Memang benar, hanya karena kesalahan satu orang, satu klan terkena dampaknya. Madara adalah aib bagi klan Uchiha, namun pria tua itu seolah menikmatinya. Mungkin perasaannya telah lama mati, ketika digunjingkan orang lain membuatnya tertawa.
"Cepat atau lambat, klan Uchiha akan melakukan harakiri. Mereka pasti lebih memilih mati daripada hidup menanggung malu," ujar Yondaime kembali.
"Uchiha adalah klan kolot. Saat orang-orang modern telah meninggalkan tradisi ini. Mereka justru melestarikannya. Keh, kudengar Fugaku merencanakan bunuh diri massal." Hiruzen mengumpat dalam hati. Seharusnya masalah Madara selesai pada masa Nidaime. Mengapa Madara tidak mati saja dalam sel? Kakek tua itu terlalu beruntung untuk hidup lama!
"Membiarkan mereka harakiri dan Madara masih hidup tenang di dunia?" Gurauan Koharu Utatane membuat semua diam.

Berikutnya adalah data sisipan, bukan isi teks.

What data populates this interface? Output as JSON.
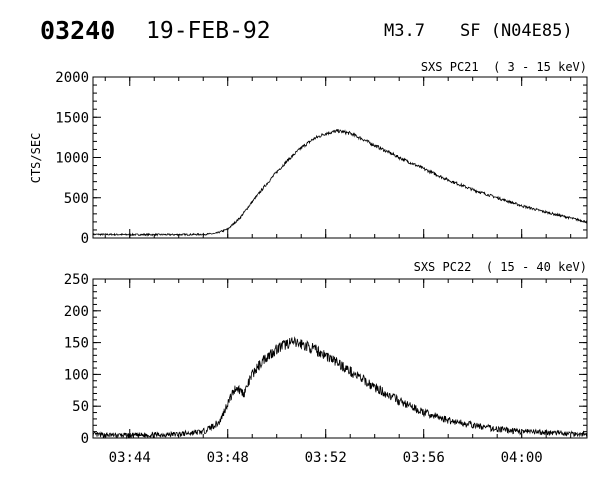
{
  "header": {
    "event_id": "03240",
    "date": "19-FEB-92",
    "flare_class": "M3.7",
    "flare_info": "SF (N04E85)"
  },
  "chart_data": [
    {
      "type": "line",
      "title": "SXS PC21  ( 3 - 15 keV)",
      "ylabel": "CTS/SEC",
      "xlabel": "",
      "xlim": [
        "03:42:30",
        "04:02:40"
      ],
      "ylim": [
        0,
        2000
      ],
      "x_ticks": [
        "03:44",
        "03:48",
        "03:52",
        "03:56",
        "04:00"
      ],
      "y_ticks": [
        "0",
        "500",
        "1000",
        "1500",
        "2000"
      ],
      "grid": false,
      "series": [
        {
          "noise": 22,
          "x": [
            "03:42:30",
            "03:44:00",
            "03:46:00",
            "03:47:00",
            "03:47:30",
            "03:48:00",
            "03:48:30",
            "03:49:00",
            "03:49:30",
            "03:50:00",
            "03:50:30",
            "03:51:00",
            "03:51:30",
            "03:52:00",
            "03:52:30",
            "03:53:00",
            "03:53:30",
            "03:54:00",
            "03:55:00",
            "03:56:00",
            "03:57:00",
            "03:58:00",
            "03:59:00",
            "04:00:00",
            "04:01:00",
            "04:02:40"
          ],
          "y": [
            45,
            42,
            42,
            45,
            55,
            110,
            250,
            450,
            640,
            820,
            980,
            1120,
            1230,
            1300,
            1330,
            1300,
            1230,
            1150,
            1000,
            860,
            720,
            600,
            500,
            400,
            320,
            200
          ]
        }
      ]
    },
    {
      "type": "line",
      "title": "SXS PC22  ( 15 - 40 keV)",
      "ylabel": "",
      "xlabel": "",
      "xlim": [
        "03:42:30",
        "04:02:40"
      ],
      "ylim": [
        0,
        250
      ],
      "x_ticks": [
        "03:44",
        "03:48",
        "03:52",
        "03:56",
        "04:00"
      ],
      "y_ticks": [
        "0",
        "50",
        "100",
        "150",
        "200",
        "250"
      ],
      "grid": false,
      "series": [
        {
          "noise": 9,
          "x": [
            "03:42:30",
            "03:44:00",
            "03:46:00",
            "03:47:00",
            "03:47:40",
            "03:48:00",
            "03:48:20",
            "03:48:40",
            "03:49:00",
            "03:49:30",
            "03:50:00",
            "03:50:30",
            "03:51:00",
            "03:51:30",
            "03:52:00",
            "03:52:30",
            "03:53:00",
            "03:53:30",
            "03:54:00",
            "03:55:00",
            "03:56:00",
            "03:57:00",
            "03:58:00",
            "03:59:00",
            "04:00:00",
            "04:02:40"
          ],
          "y": [
            5,
            4,
            6,
            10,
            25,
            55,
            80,
            70,
            100,
            125,
            140,
            150,
            148,
            140,
            130,
            118,
            105,
            92,
            80,
            58,
            40,
            28,
            20,
            14,
            10,
            6
          ]
        }
      ]
    }
  ]
}
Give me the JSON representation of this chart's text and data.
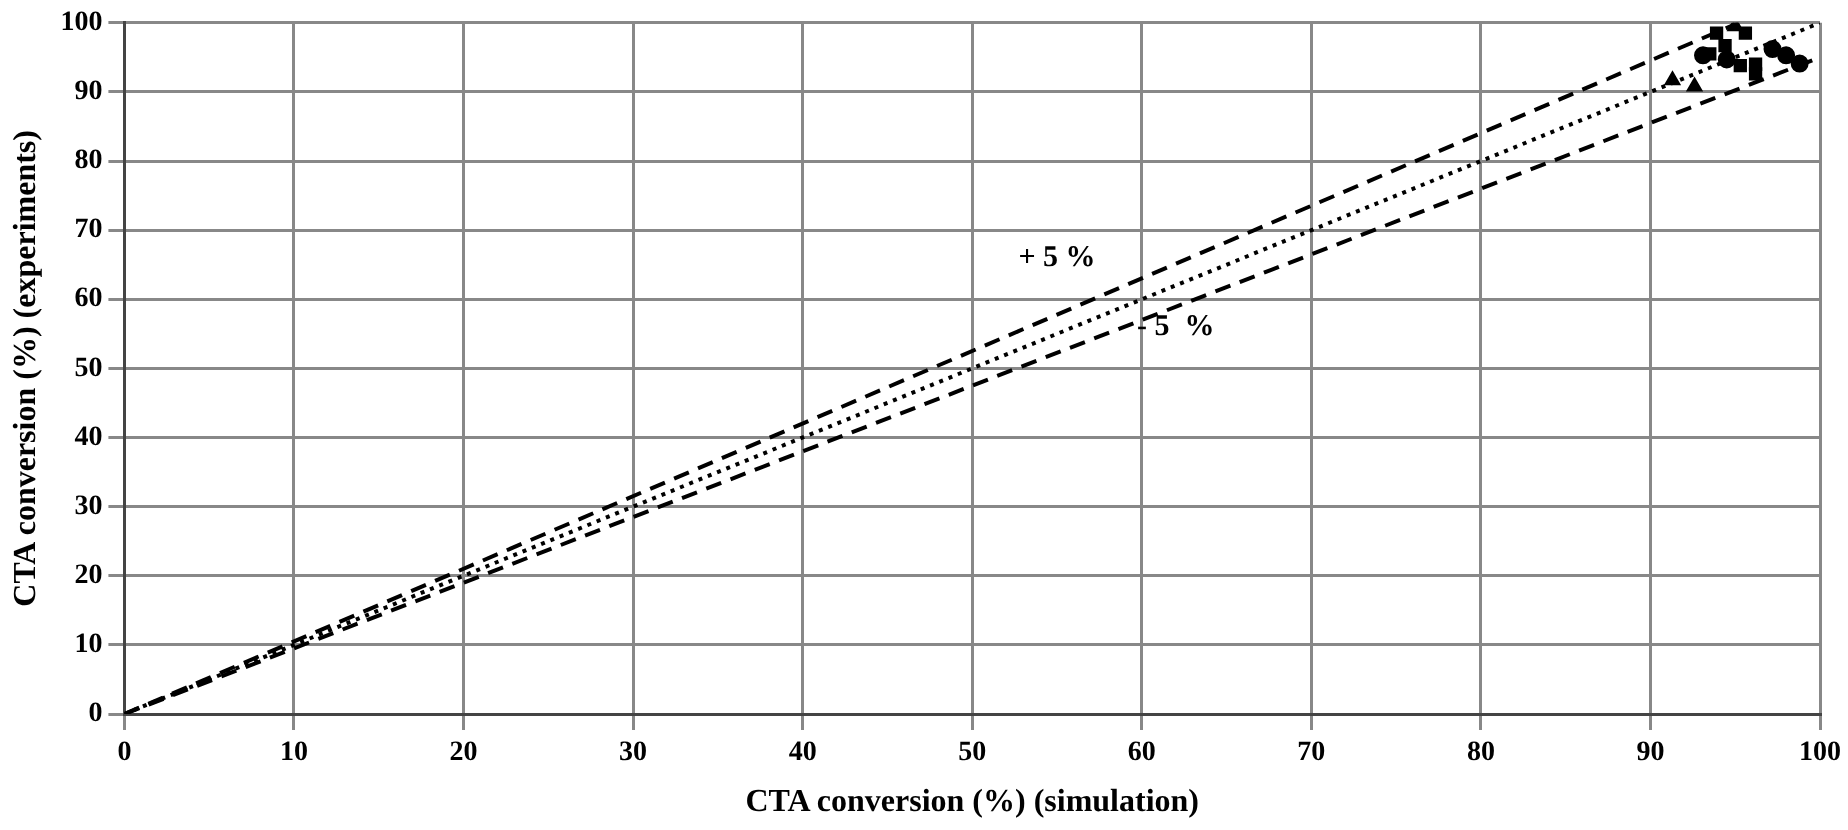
{
  "chart_data": {
    "type": "scatter",
    "xlabel": "CTA conversion (%) (simulation)",
    "ylabel": "CTA conversion (%) (experiments)",
    "xlim": [
      0,
      100
    ],
    "ylim": [
      0,
      100
    ],
    "xticks": [
      0,
      10,
      20,
      30,
      40,
      50,
      60,
      70,
      80,
      90,
      100
    ],
    "yticks": [
      0,
      10,
      20,
      30,
      40,
      50,
      60,
      70,
      80,
      90,
      100
    ],
    "grid": true,
    "legend": false,
    "series": [
      {
        "type": "line",
        "color": "#000000",
        "x": [
          0,
          95.2
        ],
        "values": [
          0,
          100
        ],
        "line_style": "dashed",
        "marker": "none"
      },
      {
        "type": "line",
        "color": "#000000",
        "x": [
          0,
          100
        ],
        "values": [
          0,
          95
        ],
        "line_style": "dashed",
        "marker": "none"
      },
      {
        "type": "line",
        "color": "#000000",
        "x": [
          0,
          100
        ],
        "values": [
          0,
          100
        ],
        "line_style": "dotted",
        "marker": "none"
      },
      {
        "color": "#000000",
        "marker": "square",
        "x": [
          93.9,
          95.6,
          93.5,
          95.3,
          96.2,
          94.4,
          96.2
        ],
        "values": [
          98.5,
          98.5,
          95.5,
          93.8,
          94,
          96.7,
          92.6
        ]
      },
      {
        "color": "#000000",
        "marker": "circle",
        "x": [
          93.1,
          94.5,
          97.2,
          98,
          98.8
        ],
        "values": [
          95.3,
          94.7,
          96.2,
          95.3,
          94.1
        ]
      },
      {
        "color": "#000000",
        "marker": "triangle",
        "x": [
          95,
          91.3,
          92.6
        ],
        "values": [
          99.5,
          91.7,
          90.8
        ]
      }
    ],
    "annotations": [
      "+ 5 %",
      "- 5  %"
    ]
  }
}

Meresapi kata-kata wanita itu. Klan Uchiha bukanlah klan kecil. Jika mereka hancur, Konoha akan terkena imbasnya di segala bidang.
"Kehilangan satu klan tak akan membuat negaranya hancur ...," Yondaime menghela napas berat, kemudian melanjutkan, "Kakashi, suruh Uchiha Itachi menghadapku. Sekarang!" titahnya tak terbantahkan.
.
.
"Jadi, kau diperintahkan Yondaime-sama untuk membunuh Madara?" tanya Fugaku. Ayah dari Itachi ini tengah memikirkan masa depan klan yang dipimpinnya.
"Bukan membunuh, Otou-sama, melainkan mengadili yang bersalah!" tukas Itachi sabar.
"Demi Tuhan, Nak. Kau baru lulus Junior High School kemarin! Biarkan ayahmu yang mengurusnya, setelah itu kita bisa harikiri dengan tenang!" Sang ibu tampak tak setuju dengan tugas anaknya kali ini. Ia memang bangga, Itachi masuk kepolisian di usia muda. Namun, melihat sulungnya menjadi pembunuh di usia dini -bahkan demi negara- ibu mana yang tidak menangis?
"Pada akhirnya pun kita akan sama-sama mati, Okaa-sama. Entah di tangan Tuhan, entah di tangan manusia. Madara terlalu licin untuk ditangkap begitu saja. Biarkan aku yang memancingnya keluar," ucap terakhir sulung Fugaku itu.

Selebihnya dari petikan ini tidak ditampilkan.